How Irish people die: many suffer unnecessarily in final year

Tilda survey of relatives shows high prevalence of pain and depression before death

The biggest killers of elderly Irish people are cancer and cardiovascular illness. They account for more than two-thirds of those who died.  Photograph: Bryan O’Brien

The biggest killers of elderly Irish people are cancer and cardiovascular illness. They account for more than two-thirds of those who died. Photograph: Bryan O’Brien

 

Many elderly Irish people experience unnecessary suffering in their final year of life, new research suggests.

The problems of falls, pain and depression affect almost half of all Irish people in their final year, according to the most comprehensive survey to date of the circumstances in which Irish people die.

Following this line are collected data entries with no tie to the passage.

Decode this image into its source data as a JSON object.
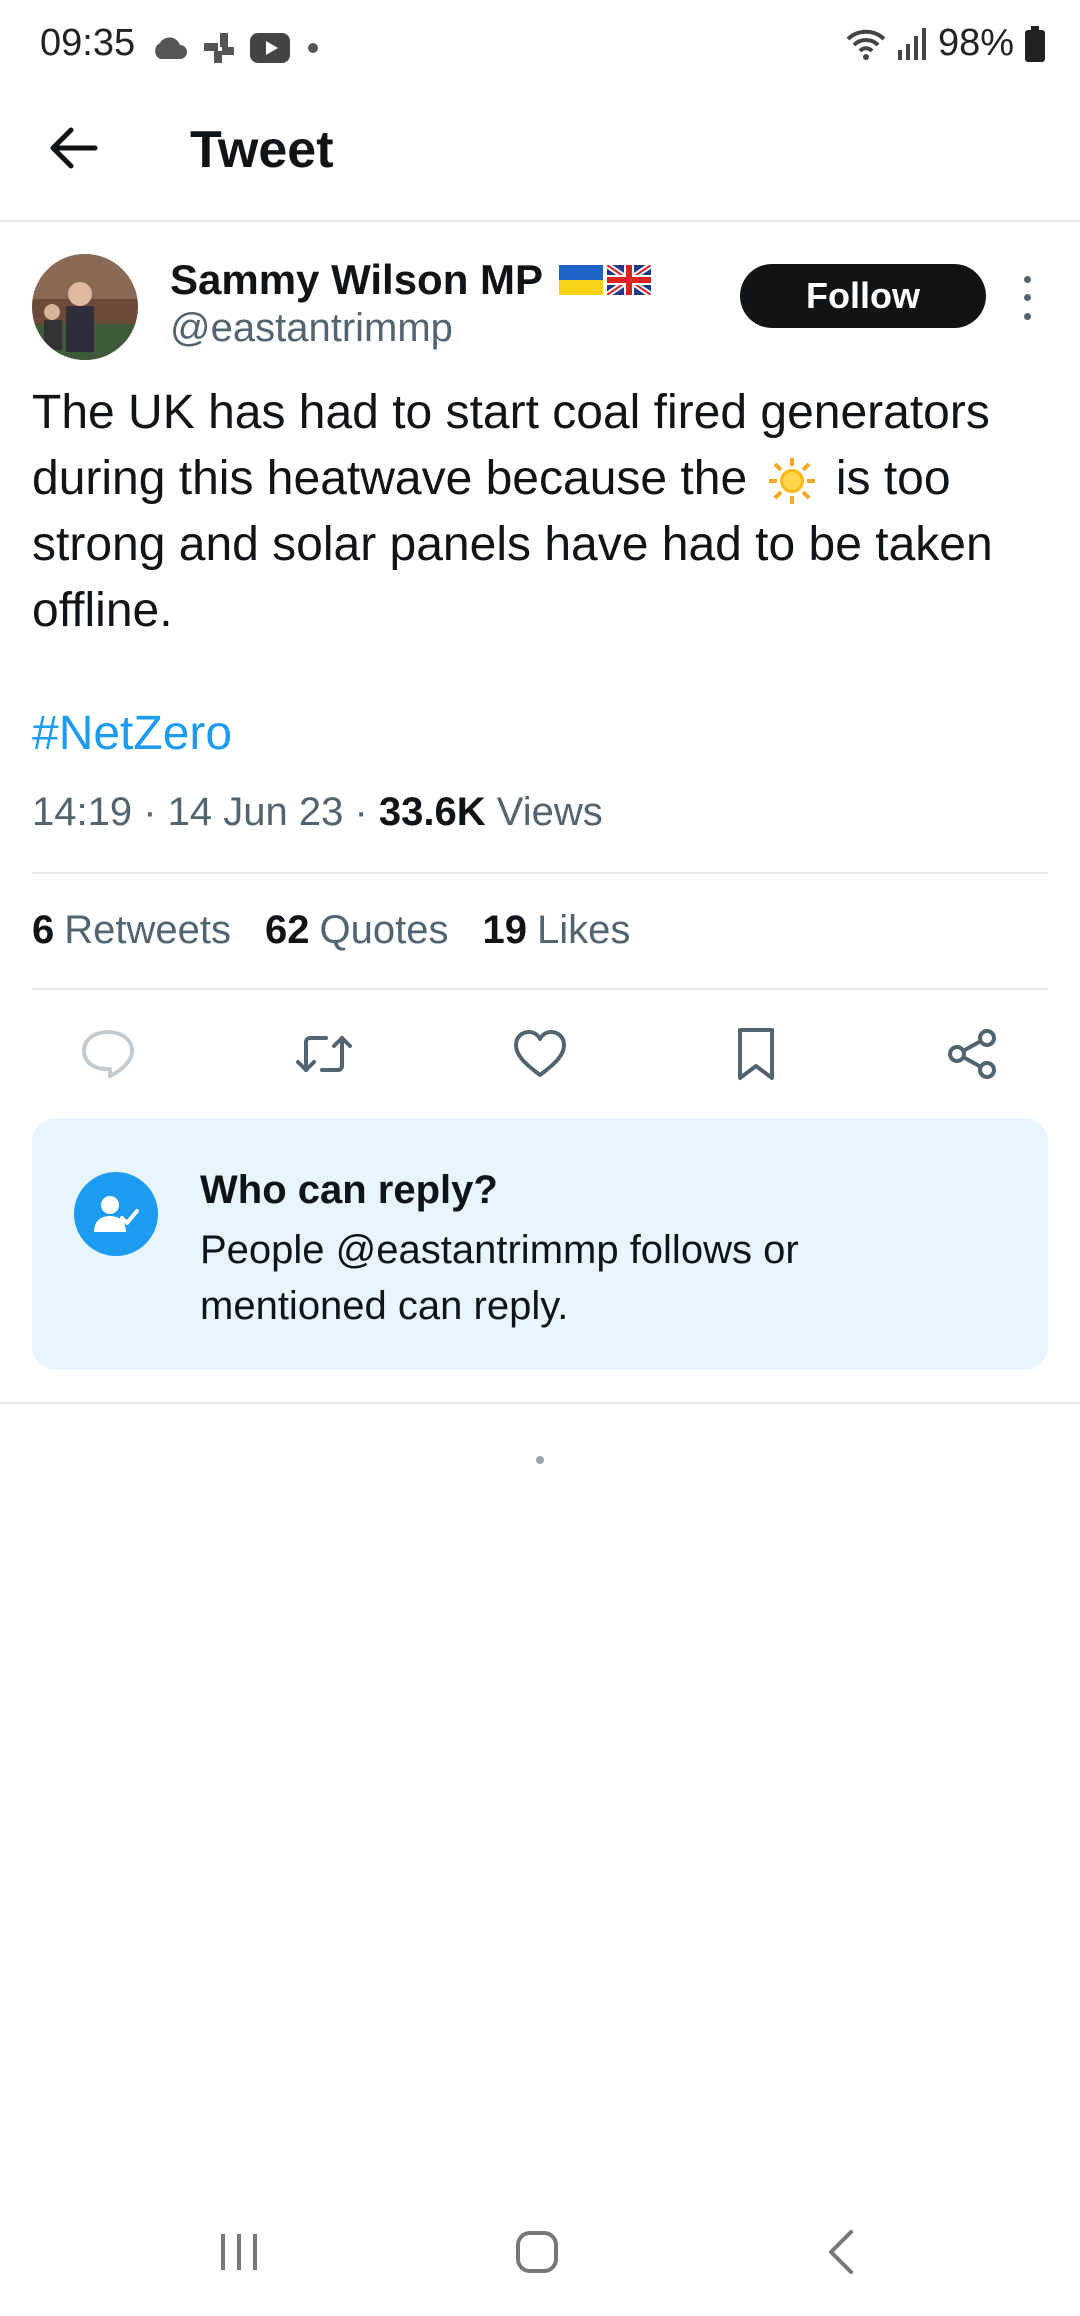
{
  "status_bar": {
    "time": "09:35",
    "battery": "98%"
  },
  "header": {
    "title": "Tweet"
  },
  "tweet": {
    "author_name": "Sammy Wilson MP",
    "handle": "@eastantrimmp",
    "follow_label": "Follow",
    "text_before_emoji": "The UK has had to start coal fired generators during this heatwave because the",
    "text_after_emoji": "is too strong and solar panels have had to be taken offline.",
    "hashtag": "#NetZero",
    "time": "14:19",
    "date": "14 Jun 23",
    "views_count": "33.6K",
    "views_label": "Views"
  },
  "stats": {
    "retweets_count": "6",
    "retweets_label": "Retweets",
    "quotes_count": "62",
    "quotes_label": "Quotes",
    "likes_count": "19",
    "likes_label": "Likes"
  },
  "reply_settings": {
    "title": "Who can reply?",
    "body": "People @eastantrimmp follows or mentioned can reply."
  },
  "icons": {
    "back": "arrow-left-icon",
    "more": "more-vertical-icon",
    "reply": "reply-icon",
    "retweet": "retweet-icon",
    "like": "heart-icon",
    "bookmark": "bookmark-icon",
    "share": "share-icon",
    "who_can_reply": "person-check-icon"
  },
  "colors": {
    "accent": "#1d9bf0",
    "text": "#0f1419",
    "secondary": "#536471",
    "reply_card_bg": "#e8f5fd"
  }
}
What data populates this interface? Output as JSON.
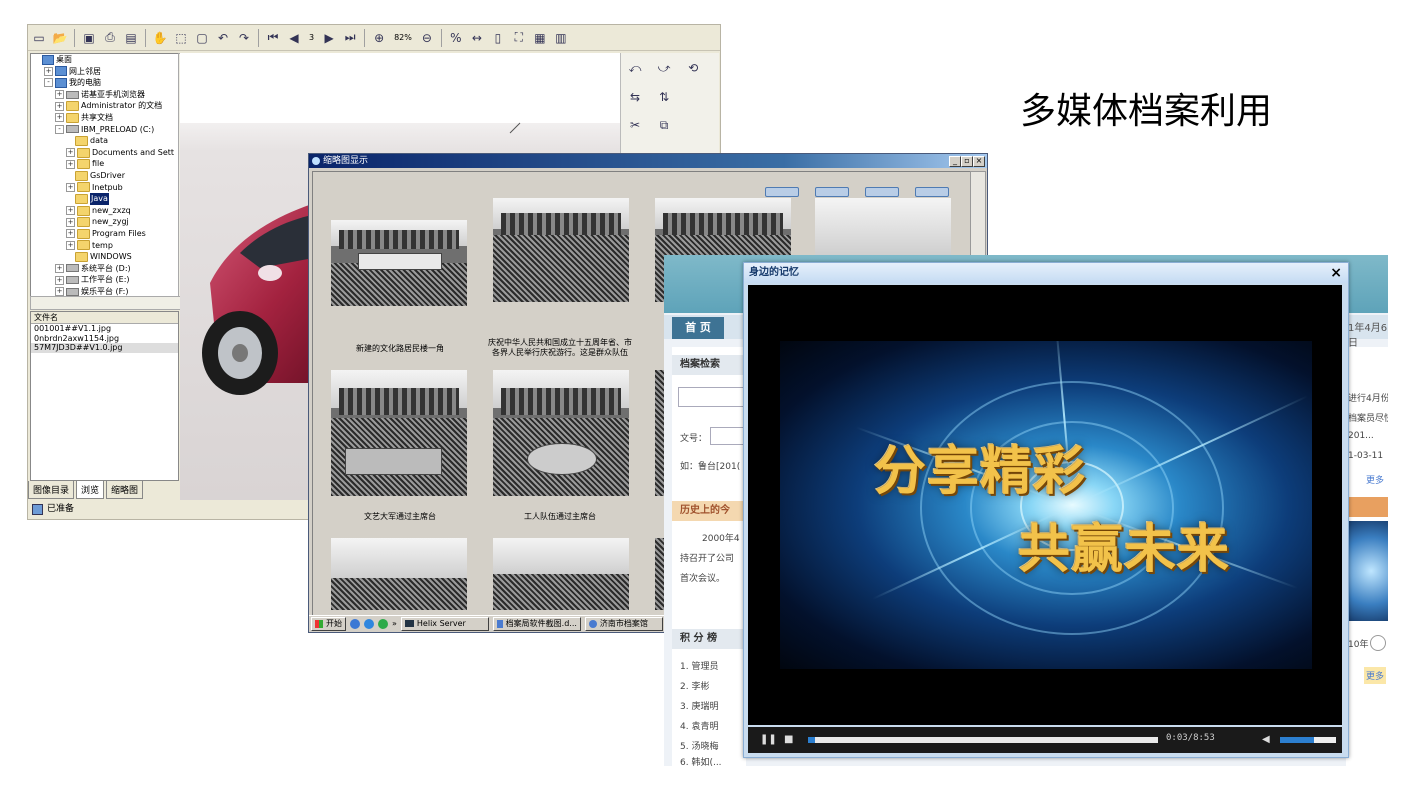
{
  "heading": "多媒体档案利用",
  "browser": {
    "toolbar": {
      "page_number": "3",
      "zoom": "82%"
    },
    "tree": [
      {
        "label": "桌面",
        "icon": "pc",
        "indent": 0,
        "exp": ""
      },
      {
        "label": "网上邻居",
        "icon": "pc",
        "indent": 1,
        "exp": "+"
      },
      {
        "label": "我的电脑",
        "icon": "pc",
        "indent": 1,
        "exp": "-"
      },
      {
        "label": "诺基亚手机浏览器",
        "icon": "drv",
        "indent": 2,
        "exp": "+"
      },
      {
        "label": "Administrator 的文档",
        "icon": "fold",
        "indent": 2,
        "exp": "+"
      },
      {
        "label": "共享文档",
        "icon": "fold",
        "indent": 2,
        "exp": "+"
      },
      {
        "label": "IBM_PRELOAD (C:)",
        "icon": "drv",
        "indent": 2,
        "exp": "-"
      },
      {
        "label": "data",
        "icon": "fold",
        "indent": 3,
        "exp": ""
      },
      {
        "label": "Documents and Sett",
        "icon": "fold",
        "indent": 3,
        "exp": "+"
      },
      {
        "label": "file",
        "icon": "fold",
        "indent": 3,
        "exp": "+"
      },
      {
        "label": "GsDriver",
        "icon": "fold",
        "indent": 3,
        "exp": ""
      },
      {
        "label": "Inetpub",
        "icon": "fold",
        "indent": 3,
        "exp": "+"
      },
      {
        "label": "Java",
        "icon": "fold",
        "indent": 3,
        "exp": "",
        "selected": true
      },
      {
        "label": "new_zxzq",
        "icon": "fold",
        "indent": 3,
        "exp": "+"
      },
      {
        "label": "new_zygj",
        "icon": "fold",
        "indent": 3,
        "exp": "+"
      },
      {
        "label": "Program Files",
        "icon": "fold",
        "indent": 3,
        "exp": "+"
      },
      {
        "label": "temp",
        "icon": "fold",
        "indent": 3,
        "exp": "+"
      },
      {
        "label": "WINDOWS",
        "icon": "fold",
        "indent": 3,
        "exp": ""
      },
      {
        "label": "系统平台 (D:)",
        "icon": "drv",
        "indent": 2,
        "exp": "+"
      },
      {
        "label": "工作平台 (E:)",
        "icon": "drv",
        "indent": 2,
        "exp": "+"
      },
      {
        "label": "娱乐平台 (F:)",
        "icon": "drv",
        "indent": 2,
        "exp": "+"
      }
    ],
    "filelist": {
      "header": "文件名",
      "files": [
        "001001##V1.1.jpg",
        "0nbrdn2axw1154.jpg",
        "57M7JD3D##V1.0.jpg"
      ]
    },
    "tabs": [
      "图像目录",
      "浏览",
      "缩略图"
    ],
    "status": "已准备"
  },
  "thumbs_window": {
    "title": "缩略图显示",
    "captions": [
      "新建的文化路居民楼一角",
      "庆祝中华人民共和国成立十五周年省、市各界人民举行庆祝游行。这是群众队伍",
      "庆",
      "文艺大军通过主席台",
      "工人队伍通过主席台"
    ],
    "taskbar": {
      "start": "开始",
      "items": [
        "Helix Server",
        "档案局软件截图.d...",
        "济南市档案馆"
      ]
    }
  },
  "website": {
    "home": "首 页",
    "date": "1年4月6日",
    "left": {
      "search_title": "档案检索",
      "field_label": "文号：",
      "example": "如：鲁台[201(",
      "history_title": "历史上的今",
      "history_year": "2000年4",
      "history_text1": "持召开了公司",
      "history_text2": "首次会议。",
      "rank_title": "积 分 榜",
      "rank": [
        "1. 管理员",
        "2. 李彬",
        "3. 庚瑞明",
        "4. 袁青明",
        "5. 汤晓梅",
        "6. 韩如(..."
      ]
    },
    "right": {
      "l1": "进行4月份",
      "l2": "档案员尽快",
      "l3": "201...",
      "l4": "1-03-11",
      "more1": "更多",
      "year": "10年",
      "more2": "更多"
    }
  },
  "video_player": {
    "title": "身边的记忆",
    "close": "×",
    "line1": "分享精彩",
    "line2": "共赢未来",
    "time": "0:03/8:53",
    "progress": 0.006,
    "volume": 0.6
  }
}
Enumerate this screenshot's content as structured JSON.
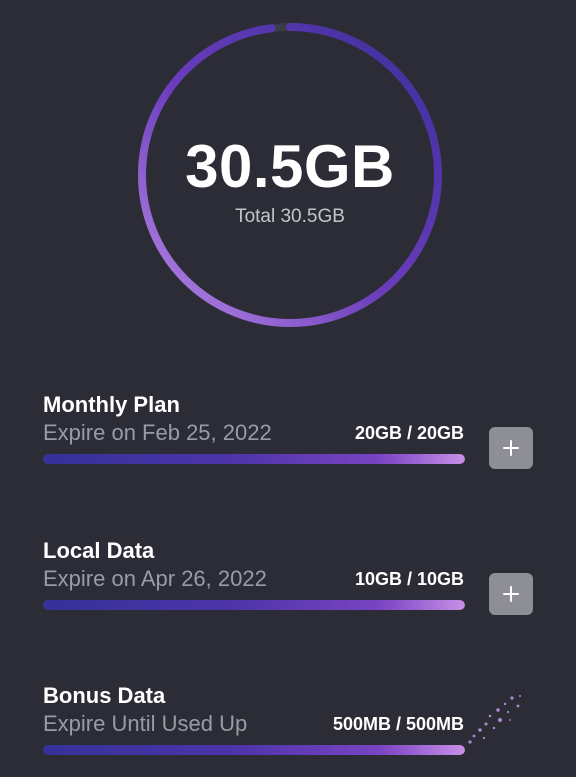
{
  "summary": {
    "amount": "30.5GB",
    "total_label": "Total 30.5GB",
    "remaining_fraction": 0.98,
    "ring_colors": {
      "start": "#b98be6",
      "mid": "#6b3dbd",
      "end": "#3b2f9a"
    }
  },
  "plans": [
    {
      "name": "Monthly Plan",
      "expiry": "Expire on Feb 25, 2022",
      "usage": "20GB / 20GB",
      "fill_fraction": 1.0,
      "has_add_button": true,
      "add_icon": "plus-icon"
    },
    {
      "name": "Local Data",
      "expiry": "Expire on Apr 26, 2022",
      "usage": "10GB / 10GB",
      "fill_fraction": 1.0,
      "has_add_button": true,
      "add_icon": "plus-icon"
    },
    {
      "name": "Bonus Data",
      "expiry": "Expire Until Used Up",
      "usage": "500MB / 500MB",
      "fill_fraction": 1.0,
      "has_add_button": false
    }
  ],
  "colors": {
    "background": "#2c2c37",
    "bar_gradient_start": "#35329a",
    "bar_gradient_end": "#c890e8",
    "button_bg": "#8e8e96"
  }
}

The Irish Longitudinal Study on Ageing (Tilda) survey interviewed the relatives of 375 people who died between 2009 and 2014. The average age of the deceased was 78.

It found half of those who died experienced regular pain in their last year of life, 45 per cent bouts of depression and 41 per cent had a serious fall.

The Tilda survey involves a nationally representative sample of at least 8,000 adults aged 50 and over. It monitors on an ongoing basis Ireland’s increasingly ageing population.

The biggest killers of elderly Irish people are cancer and cardiovascular illness. They account for more than two-thirds of those who died.

Some 15 per cent died suddenly and a further 14 per cent within a month of being diagnosed with a serious illness.

Some 21 per cent were ill for between one and six months, 17 per cent were ill for between six and 12 months and a third were ill for more than a year.

Multiple problems

Senior author Prof Charles Normand of Trinity College Dublin said the findings that many people experienced pain and depression in their final year of life were surprising given the treatments available for both.

“People with multiple health problems also often have depression, but it is not well managed in the last year of life,” he said.

“You normally think pain is something that we are good at managing at the end of life, but it wasn’t the case here.”

He also suggested falls among elderly people can be prevented by modifying the homes of people at risk, such as those with osteoporosis.

The survey showed a large spectrum of health and wellbeing in the year before death. A majority of people, 61 per cent, were either disability-free or mostly disability-free in their final year of life.

It also found that almost half, 46 per cent, died in a hospital setting which is higher than the European average.

Healthcare needs

More than a quarter, 27 per cent, died at home, 11 per cent died in a hospice and one in 10 died in a nursing home.

Prof Normand said the number of people who die in hospital is too high and demonstrates that people at the end of their lives are not getting the healthcare they need.

“While it is sometimes necessary for someone to be in hospital to access support for complex needs and hard-to-manage symptoms, it is clear that in many cases we could improve experiences for families and possibly reduce costs if care were provided in more appropriate settings,” he said.

The study also revealed that 42 per cent of all care provided in the last year of life in Ireland is provided informally by either friends or family.